Kaesang married Indonesian model Erina Gudono in Yogyakarta, Special Region of Yogyakarta, on 10 December 2022. Their first child, a daughter named Bebingah Sang Tansahayu, was born on 15 October 2024.

==Controversies==

=== Blasphemy report ===
After creating a video responding to children chanting 'kill Ahok' in a Ramadan rally, Kaesang was reported to the police for blasphemy and hate speech. However, the police found no evidence of blasphemy and dropped the case.

=== Private Jet ===
In August 2024, Kaesang faced significant public scrutiny on social media for using a private jet while travelling to the United States. The incident was discovered by chance on social media, after an inquiry online regarding the cabin windows from Erina Gudono's post on social media. Kaesang private jet usage were coincided with a period of widespread Indonesian local election law protests against the House of Representatives attempt to amend the regional law election in August 2024. BBC reported that the amend is an effort to find a way around existing Constitutional Court of Indonesia court decision (Note: Constitutional Court of Indonesia decision about rejection of petition No. 70/PUU-XXII/2024) to uphold the current minimum age limit of 30-year-old for candidates, which pivotal for Kaesang candidacy in 2024 Central Java gubernatorial election.
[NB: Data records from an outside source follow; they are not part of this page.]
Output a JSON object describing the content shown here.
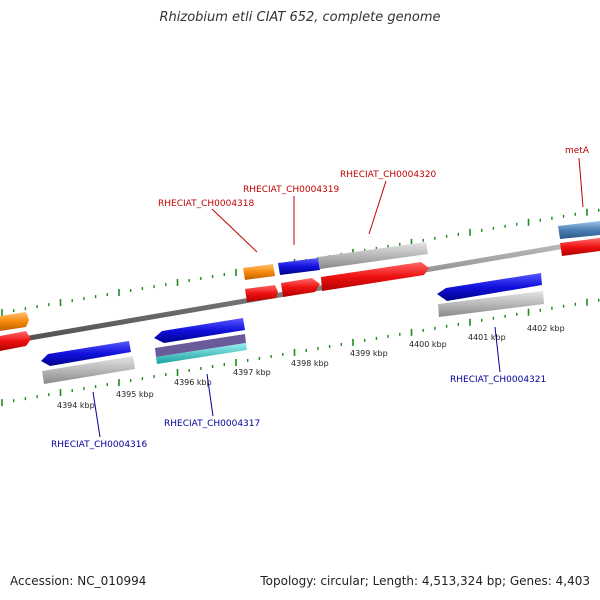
{
  "title": "Rhizobium etli CIAT 652, complete genome",
  "accession_text": "Accession: NC_010994",
  "summary_text": "Topology: circular; Length: 4,513,324 bp; Genes: 4,403",
  "kbp_labels": [
    "4394 kbp",
    "4395 kbp",
    "4396 kbp",
    "4397 kbp",
    "4398 kbp",
    "4399 kbp",
    "4400 kbp",
    "4401 kbp",
    "4402 kbp"
  ],
  "gene_labels": {
    "rheciat_ch0004316": "RHECIAT_CH0004316",
    "rheciat_ch0004317": "RHECIAT_CH0004317",
    "rheciat_ch0004318": "RHECIAT_CH0004318",
    "rheciat_ch0004319": "RHECIAT_CH0004319",
    "rheciat_ch0004320": "RHECIAT_CH0004320",
    "rheciat_ch0004321": "RHECIAT_CH0004321",
    "meta": "metA"
  },
  "colors": {
    "forward_cds": "#ee1111",
    "reverse_cds": "#1111dd",
    "feature_orange": "#f58a0c",
    "feature_gray": "#b8b8b8",
    "feature_steelblue": "#4a7fb5",
    "feature_teal": "#2cc2c2",
    "tick_green": "#1f8a1f",
    "backbone": "#808080",
    "label_forward": "#c00000",
    "label_reverse": "#000099"
  }
}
This public scrutiny made Erina in the public spotlight for her social media posts that are said to show off a luxurious lifestyle, with netizens called her behavior like Marie Antoinette. Prior to her US trip, Erina announced that she had received a scholarship to study social policy at the University of Pennsylvania. The private jet is known to be Gulfstream G650ER type with tail number N588SE, FAA registration shows that airplane belongs to Garena, a holding company that in the past few years already have relationship with Kaesang and his brother, Gibran Rakabuming Raka in various development projects in Surakarta.

Kaesang then was reported to the Corruption Eradication Commission (KPK) by Indonesian Anti-Corruption Society (MAKI). On 17 September 2024, Kaesang visited KPK, and told the media that he and his wife was hitching their friend on the jet.

Kaesang's August 2024 is not the only trip, another video from the past were circulated where Kaesang and Erina went directly to a car after getting off from same N588SE private jet while bringing numerous shopping bags without going through proper airports customs procedure.